Barna sees a direct correlation between mental health challenges and the lack of a biblical worldview, which the Cultural Research Center defines as “a means of experiencing, interpreting, and responding to reality in light of biblical perspectives.” The CRC evaluates an individual’s biblical worldview based on their answers to a series of belief-related questions.

Only 1% of Generation Z and 2% of millennials possess a biblical worldview, according to Barna. He commented that it is “not uncommon to find a young adult who trusts feelings more than facts, sees no inherent value to life, believes in Karma, and rejects the existence of the biblical God.”

“Add to this a lack of any sense of purpose or meaning, and the idea that truth is subjective,” Barna explained. “This common set of components results in a lifestyle that is inconsistent, chaotic, frustrating, and lacking hope. Anxiety, depression, and fear are virtually inescapable in such a life.”

Barna highlighted several beliefs he considers contributors to mental unrest among young people. Seven out of ten individuals under 40 said their life lacks a clear purpose, while four out of five who reject God reported frequent experiences of fear and anxiety.

“The lifestyle that results from these common worldview components is one of chaos and fear,” Barna said. “However, embracing a biblical worldview offers a sense of purpose, security, and peace that can alleviate many of these mental health challenges.”

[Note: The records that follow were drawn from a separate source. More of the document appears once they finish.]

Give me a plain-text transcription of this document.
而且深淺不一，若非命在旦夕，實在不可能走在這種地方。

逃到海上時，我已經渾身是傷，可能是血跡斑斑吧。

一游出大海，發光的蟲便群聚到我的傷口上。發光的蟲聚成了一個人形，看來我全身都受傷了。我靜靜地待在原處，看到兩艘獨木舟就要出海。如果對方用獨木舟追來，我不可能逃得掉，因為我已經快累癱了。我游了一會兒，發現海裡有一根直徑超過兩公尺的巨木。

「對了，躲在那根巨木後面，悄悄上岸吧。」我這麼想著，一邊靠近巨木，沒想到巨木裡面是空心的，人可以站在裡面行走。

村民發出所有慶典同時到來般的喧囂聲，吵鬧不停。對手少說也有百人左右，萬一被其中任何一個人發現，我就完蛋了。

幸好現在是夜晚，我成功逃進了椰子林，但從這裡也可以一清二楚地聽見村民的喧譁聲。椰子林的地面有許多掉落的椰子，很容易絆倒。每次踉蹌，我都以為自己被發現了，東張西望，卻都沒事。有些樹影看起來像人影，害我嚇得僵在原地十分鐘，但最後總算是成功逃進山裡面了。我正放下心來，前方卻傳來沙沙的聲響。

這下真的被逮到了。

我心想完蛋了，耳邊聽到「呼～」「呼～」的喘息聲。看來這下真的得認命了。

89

Barna also pointed to syncretism — described as a “blend of conflicting beliefs drawn from various worldviews” — as the dominant worldview among young Americans, adding that it’s “not surprising that anxiety, depression and fear are rampant among young adults who adopt syncretism.”

“Without a solid foundation of truth, their lives become inconsistent and chaotic,” he said, emphasizing that “the biblical worldview, by contrast, provides a framework that fosters emotional stability.”

Barna acknowledged that some situations do require conventional mental health treatments, such as counseling, prescription drugs or physical therapy, but he said that other mental health struggles may stem from “worldview components that trigger and sustain the condition.”

“If people instead embraced the core tenets of the biblical worldview, their lives would not be perfect,” Barna concluded, “but they would avoid many of the emotional and psychological pitfalls we’re seeing today.”

The report also examined the mental health of individuals whose beliefs directly conflict with the biblical worldview. Among those disengaged from both political involvement and Christian faith, 82% reported frequent experiences of anxiety, depression and fear, compared to 67% of respondents who were more engaged.

Incidents of fear, anxiety and depression were higher (46%) among those who believe gifted mediums can communicate with the spirits of the dead, compared to 34% of those who do not share this belief.

Similarly, 40% of respondents who consider “Mother Earth or the Universe” as an important guide reported mental health challenges, compared to 25% who did not. Among individuals classified as “consistently liberal” on social and political issues, 38% experienced frequent anxiety, depression or fear, while only 22% of those who did not identify as consistently liberal reported the same challenges.